Text Classification

This repository includes text classification works which involves following steps:

Step I: Getting and Cleaning Data

In this step data has been downloaded and cleaned. A new data frame has been created and saved as new data file. Final data file has 3117 rows. There are 5 different classes in the data file.

Python notebook: Getting and Cleaning Data

Step II: Exploratory Data Analysis

In this step some exploratory data analysis has been done. Few examples are

  1. Plot of class frequencies
  2. Net word frequencies plot
  3. Plot of frequencies of words in each class
  4. Plot of Word cloud
Class frequencies Net word freq Word freq per class Word cloud
Left Center Right Right

Python notebook:Exploratory Data Analysis

Step III: Model Selection and Tuning

This is the main body of the project. It includes three different model building files:

1. Model built with Bag of Words.

This python notebook walks through the model evaluation using bag of words representation of text data and picks a best model for further parameter tuining.
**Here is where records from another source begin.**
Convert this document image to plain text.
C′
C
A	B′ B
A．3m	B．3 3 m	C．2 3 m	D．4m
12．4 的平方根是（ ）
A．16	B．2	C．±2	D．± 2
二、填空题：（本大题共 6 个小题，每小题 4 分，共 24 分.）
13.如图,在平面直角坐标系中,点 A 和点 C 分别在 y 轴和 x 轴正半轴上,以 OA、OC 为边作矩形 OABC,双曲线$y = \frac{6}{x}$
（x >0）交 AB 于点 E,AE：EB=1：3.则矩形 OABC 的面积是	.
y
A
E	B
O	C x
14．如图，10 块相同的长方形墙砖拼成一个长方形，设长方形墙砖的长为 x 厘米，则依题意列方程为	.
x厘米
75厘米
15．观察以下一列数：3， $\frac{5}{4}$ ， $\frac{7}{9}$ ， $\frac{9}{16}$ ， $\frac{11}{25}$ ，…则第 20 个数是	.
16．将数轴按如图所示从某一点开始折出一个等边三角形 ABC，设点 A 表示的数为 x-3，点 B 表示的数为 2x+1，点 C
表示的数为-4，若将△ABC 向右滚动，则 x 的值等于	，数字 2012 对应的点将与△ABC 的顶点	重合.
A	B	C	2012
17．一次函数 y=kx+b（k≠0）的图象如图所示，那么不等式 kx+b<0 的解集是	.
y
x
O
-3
Python notebook: Bag of Words models

2. Model built with TFIDF

This python notebook walks through the model evaluation using TF-IDF representation of text data and picks a best model for further parameter tuining. Python notebook: TF-IDF Models

3. Model built with Word to vec

This python notebook walks through the model evaluation using 'word to vec' representation of text data and and specially train a RNN model. Python notebook: Word to Vec Models

Discussion:

So far 85-87 % accuracy has been obtained. Typically XGBoostClassifier, LogisticRegression and RNN with word to vec embedding are performing better then other classifiers.